What Does It Mean to Design
Something That Lasts?
The most enduring objects in our world weren't designed to be timeless — they were designed to be honest.
Thonet Chair No. 14, circa 1859. Still in production. Still necessary. — Photograph courtesy of Vitra Archive
There is a Thonet chair in my grandmother's kitchen that has been there since before I was born. It has been repaired twice — once a leg, once the caning — and it shows its age in the honest way that only wood can: a deepening of color, a smoothness where hands have rested, a particular creak on cold mornings that I now find entirely comforting.
I think about this chair often when I encounter the contemporary conversation about sustainable design, because the chair was never designed to be sustainable. It was designed to be made well. The longevity was a consequence of the intention, not the other way around.
The Question We're Not Asking
When we talk about design that lasts, we tend to reach immediately for material specifications — the grade of the steel, the source of the timber, the weight of the ceramic glaze. These things matter. But they are answers to a question we have yet to properly ask.

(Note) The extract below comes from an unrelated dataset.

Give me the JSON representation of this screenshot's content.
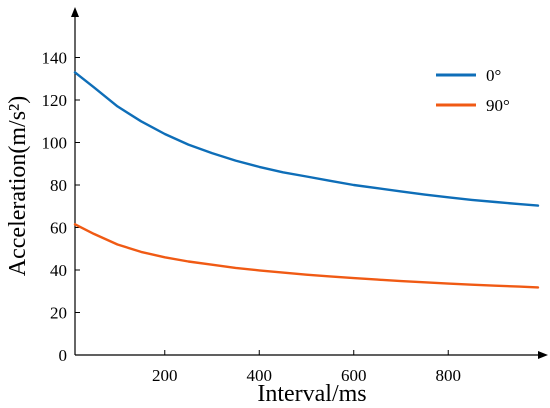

The most enduring things were never designed to be timeless. They were designed with a clarity of purpose so complete that time simply had nothing to argue with.
The designers I find most compelling are often the quietest ones — those working in small studios, making decisions that no one will ever notice, precisely because those decisions are so right that they become invisible. A handle that sits perfectly in the hand. A door that closes with exactly the right resistance. A chair that has held three generations of a family without ever demanding to be noticed.
Material Honesty
To design honestly with material is to understand what a thing wants to be. Wood wants to move — it expands and contracts with moisture and season, and the best wooden objects account for this, are built around it, find their beauty in it. To fight against the nature of a material is to guarantee eventual failure. To work with it is to participate in something larger than the object itself.